At Atlantic Yards meeting, state says no expectation foreclosure auction will proceed April 30. Quorum allows AY CDC budget passage.
This is the first of two articles on the April 18 meeting of the Atlantic Yards Community Development Corporation (AY CDC), charged to advise on the project and monitor obligations. The second concerned a revised affordable housing analysis.
The meeting was brief and mostly uneventful--though my update tomorrow will address the effort by Empire State Development (ESD), the state authority that oversees/shepherds the project, to update its official affordable housing chart.
Notably, ESD officials said they had no expectation that the foreclosure auction of the rights to six development sites over the Vanderbilt Yard, scheduled for April 30 but already postponed twice, would proceed, as the entity controlling the debt has not presented a potential developer to them.
Budget approved
With a quorum, the AY CDC directors were finally able to approve--as they were precluded form doing, at their March 26 meeting--of approving the body's $250,000 budget, which is provided by the developer, Greenland USA.Pycior said there were funds in the account to support the budget, and "we're examining if there's any outstanding obligations." After all, Greenland has stepped back from the project and seems likely to lose the rights to develop all but one parcel.
AY CDC Chair Daniel Kummer noted past discussions about AY CDC engaging a consultant for community outreach, if and when the project proposed for Site 5, catercorner to the arena, moves forward, and asked if there was money for that.
"If we were in the position to be doing community engagement and mapping a path forward. I think we'd make sure that there were funds to hire consultants," responded Joel Kolkmann. ESD's Senior Vice President, Real Estate.
Given that the announced auction was 12 days away, would ESD enough time to evaluate a potential developer, asked AY CDC Director Ron Shiffman.

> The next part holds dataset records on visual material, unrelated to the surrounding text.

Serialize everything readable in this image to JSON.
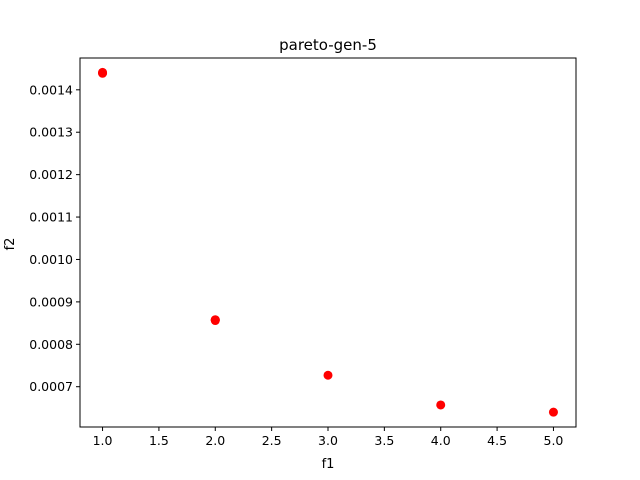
{
  "chart_data": {
    "type": "scatter",
    "title": "pareto-gen-5",
    "xlabel": "f1",
    "ylabel": "f2",
    "xlim": [
      0.8,
      5.2
    ],
    "ylim": [
      0.000605,
      0.001475
    ],
    "xticks": [
      1.0,
      1.5,
      2.0,
      2.5,
      3.0,
      3.5,
      4.0,
      4.5,
      5.0
    ],
    "xtick_labels": [
      "1.0",
      "1.5",
      "2.0",
      "2.5",
      "3.0",
      "3.5",
      "4.0",
      "4.5",
      "5.0"
    ],
    "yticks": [
      0.0007,
      0.0008,
      0.0009,
      0.001,
      0.0011,
      0.0012,
      0.0013,
      0.0014
    ],
    "ytick_labels": [
      "0.0007",
      "0.0008",
      "0.0009",
      "0.0010",
      "0.0011",
      "0.0012",
      "0.0013",
      "0.0014"
    ],
    "grid": false,
    "marker_color": "#ff0000",
    "points": [
      {
        "x": 1.0,
        "y": 0.00144
      },
      {
        "x": 1.0,
        "y": 0.001441
      },
      {
        "x": 1.0,
        "y": 0.001439
      },
      {
        "x": 2.0,
        "y": 0.000857
      },
      {
        "x": 2.0,
        "y": 0.000858
      },
      {
        "x": 2.0,
        "y": 0.000856
      },
      {
        "x": 3.0,
        "y": 0.000727
      },
      {
        "x": 4.0,
        "y": 0.000657
      },
      {
        "x": 5.0,
        "y": 0.00064
      }
    ]
  }
}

"We will not rubber-stamp" a developer, Kolkmann said, suggesting that, while they couldn't request a postponement, they expected the auction to be postponed again.

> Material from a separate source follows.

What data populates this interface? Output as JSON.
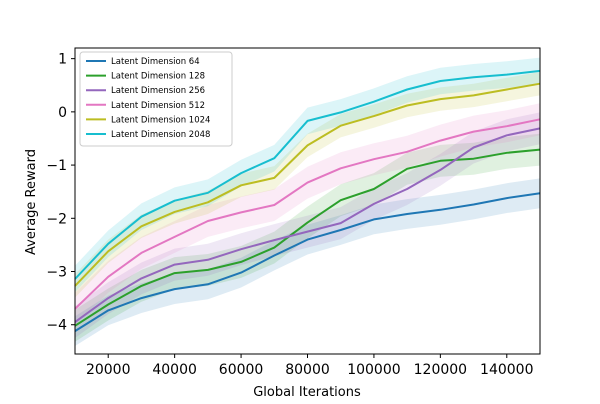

Could the party auctioning off the collateral--an affiliate of the U.S. Immigration Fund (USIF), the regional center or middleman for an EB-5 loan to immigrant investors--be required to produce more than one bidder?
Director Ethel Tyus said the situation "sounds very bleak" and asked about the possibility of eminent domain to take over the project "rather than limping along hoping for the best."
AY CDC Director Ron Shiffman asked, "Why don't we begin some thinking about who are potential developers that could come in and salvage this project?"
Kummer asked if there was anyone present from Greenland--no--and whether they had been invited.
They weren't, noted Kolkmann. (They did attend in January and, of course, made regular presentations when the project was moving forward.) But he said they'd be invited for the next meeting, which is supposed to be quarterly.